Le Conseil des ministres s’est réuni à Ouagadougou le 9 juillet 2026. La séance a duré de 9 heures à 11 heures 17. Le président du Faso, le capitaine Ibrahim Traoré, a dirigé les travaux. Les participants ont examiné plusieurs dossiers. Ils ont aussi entendu une communication orale. Des nominations ont été effectuées. Des missions à l’étranger ont été autorisées.
Au titre de la Primature, un décret a été adopté. Ce texte renouvelle le mandat d’un membre du Conseil de l’Autorité de régulation de la commande publique. Mamadou Séré, inspecteur des impôts, conserve son poste pour trois ans. Il s’agit de son dernier mandat.
Le ministère de l’Économie et des Finances a présenté un projet de loi de règlement pour 2025. L’exécution budgétaire s’est déroulée dans un contexte international difficile. Des conflits géopolitiques et des tensions commerciales ont persisté. Au niveau national, les opérations de reconquête du territoire se sont poursuivies. La campagne agro-pastorale a été bonne. Elle a soutenu la croissance du secteur primaire et amélioré la sécurité alimentaire.
Les recettes définitives de l’État pour 2025 ont atteint un certain montant. Les recettes ordinaires représentaient 94,31 % du total. Les recettes extraordinaires comptaient pour 5,69 %. Les dépenses ordonnancées ont atteint un taux d’exécution de 99,50 %. Ce taux était de 98,55 % en 2024. Le déficit budgétaire a diminué par rapport à l’année précédente. Le Conseil a jugé l’exécution satisfaisante. Le projet de loi sera transmis à l’Assemblée législative.
Le ministère des Affaires étrangères a obtenu l’accord pour trois nominations. Rakiatou Ide Issaka devient ambassadrice du Niger au Burkina Faso. Elle résidera à Ouagadougou. Nipa Nirannoot est nommée ambassadrice de Thaïlande. Elle sera basée à Dakar, au Sénégal. Ndiyakupi Nghituwamata représente la Namibie. Elle résidera à Accra, au Ghana.

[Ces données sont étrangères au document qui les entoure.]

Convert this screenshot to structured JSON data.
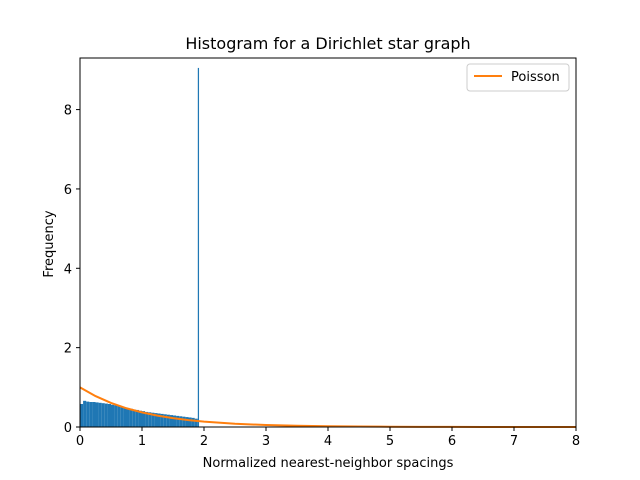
{
  "chart_data": {
    "type": "bar",
    "title": "Histogram for a Dirichlet star graph",
    "xlabel": "Normalized nearest-neighbor spacings",
    "ylabel": "Frequency",
    "xlim": [
      0,
      8
    ],
    "ylim": [
      0,
      9.3
    ],
    "xticks": [
      "0",
      "1",
      "2",
      "3",
      "4",
      "5",
      "6",
      "7",
      "8"
    ],
    "yticks": [
      "0",
      "2",
      "4",
      "6",
      "8"
    ],
    "grid": false,
    "legend_position": "top-right",
    "histogram": {
      "color": "#1f77b4",
      "bins": [
        {
          "x0": 0.0,
          "x1": 0.05,
          "value": 0.58
        },
        {
          "x0": 0.05,
          "x1": 0.1,
          "value": 0.66
        },
        {
          "x0": 0.1,
          "x1": 0.15,
          "value": 0.64
        },
        {
          "x0": 0.15,
          "x1": 0.2,
          "value": 0.63
        },
        {
          "x0": 0.2,
          "x1": 0.25,
          "value": 0.63
        },
        {
          "x0": 0.25,
          "x1": 0.3,
          "value": 0.62
        },
        {
          "x0": 0.3,
          "x1": 0.35,
          "value": 0.61
        },
        {
          "x0": 0.35,
          "x1": 0.4,
          "value": 0.6
        },
        {
          "x0": 0.4,
          "x1": 0.45,
          "value": 0.59
        },
        {
          "x0": 0.45,
          "x1": 0.5,
          "value": 0.58
        },
        {
          "x0": 0.5,
          "x1": 0.55,
          "value": 0.56
        },
        {
          "x0": 0.55,
          "x1": 0.6,
          "value": 0.55
        },
        {
          "x0": 0.6,
          "x1": 0.65,
          "value": 0.53
        },
        {
          "x0": 0.65,
          "x1": 0.7,
          "value": 0.51
        },
        {
          "x0": 0.7,
          "x1": 0.75,
          "value": 0.49
        },
        {
          "x0": 0.75,
          "x1": 0.8,
          "value": 0.48
        },
        {
          "x0": 0.8,
          "x1": 0.85,
          "value": 0.46
        },
        {
          "x0": 0.85,
          "x1": 0.9,
          "value": 0.44
        },
        {
          "x0": 0.9,
          "x1": 0.95,
          "value": 0.43
        },
        {
          "x0": 0.95,
          "x1": 1.0,
          "value": 0.41
        },
        {
          "x0": 1.0,
          "x1": 1.05,
          "value": 0.4
        },
        {
          "x0": 1.05,
          "x1": 1.1,
          "value": 0.38
        },
        {
          "x0": 1.1,
          "x1": 1.15,
          "value": 0.37
        },
        {
          "x0": 1.15,
          "x1": 1.2,
          "value": 0.36
        },
        {
          "x0": 1.2,
          "x1": 1.25,
          "value": 0.35
        },
        {
          "x0": 1.25,
          "x1": 1.3,
          "value": 0.34
        },
        {
          "x0": 1.3,
          "x1": 1.35,
          "value": 0.33
        },
        {
          "x0": 1.35,
          "x1": 1.4,
          "value": 0.32
        },
        {
          "x0": 1.4,
          "x1": 1.45,
          "value": 0.31
        },
        {
          "x0": 1.45,
          "x1": 1.5,
          "value": 0.3
        },
        {
          "x0": 1.5,
          "x1": 1.55,
          "value": 0.29
        },
        {
          "x0": 1.55,
          "x1": 1.6,
          "value": 0.28
        },
        {
          "x0": 1.6,
          "x1": 1.65,
          "value": 0.27
        },
        {
          "x0": 1.65,
          "x1": 1.7,
          "value": 0.26
        },
        {
          "x0": 1.7,
          "x1": 1.75,
          "value": 0.25
        },
        {
          "x0": 1.75,
          "x1": 1.8,
          "value": 0.24
        },
        {
          "x0": 1.8,
          "x1": 1.85,
          "value": 0.23
        },
        {
          "x0": 1.85,
          "x1": 1.9,
          "value": 0.21
        },
        {
          "x0": 1.9,
          "x1": 1.92,
          "value": 9.05
        }
      ]
    },
    "series": [
      {
        "name": "Poisson",
        "type": "line",
        "color": "#ff7f0e",
        "function": "exp(-x)",
        "x": [
          0,
          0.25,
          0.5,
          0.75,
          1,
          1.25,
          1.5,
          1.75,
          2,
          2.5,
          3,
          3.5,
          4,
          4.5,
          5,
          5.5,
          6,
          6.5,
          7,
          7.5,
          8
        ],
        "y": [
          1.0,
          0.779,
          0.607,
          0.472,
          0.368,
          0.287,
          0.223,
          0.174,
          0.135,
          0.082,
          0.05,
          0.03,
          0.018,
          0.011,
          0.007,
          0.004,
          0.002,
          0.0015,
          0.0009,
          0.0006,
          0.0003
        ]
      }
    ]
  }
}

Au ministère de la Justice, un décret a nommé deux membres de la Commission nationale de contrôle des mandataires judiciaires. Leur mandat est de trois ans. Cette nomination suit un décret du 28 mars 2024.
Le Conseil a aussi accordé un permis d’exploitation minière. La société SOPAMIB BOUBOULOU SA pourra exploiter une mine d’or à Yako, dans le Passoré. Les réserves sont estimées à 10 772 890 tonnes de minerai. La teneur moyenne est de 0,64 gramme par tonne. Le taux de récupération métallurgique atteint 88 %. La production totale prévue est de 7,27 tonnes d’or. La mine devrait fonctionner pendant 15 ans. Le projet créera 1 272 emplois. Il contribuera au budget de l’État et au Fonds minier de développement. Une somme est prévue pour la réhabilitation et la fermeture du site.
Enfin, le ministre d’État chargé de l’Agriculture a présenté un compte rendu. Il concernait une formation de formateurs sur l’égalité de genre.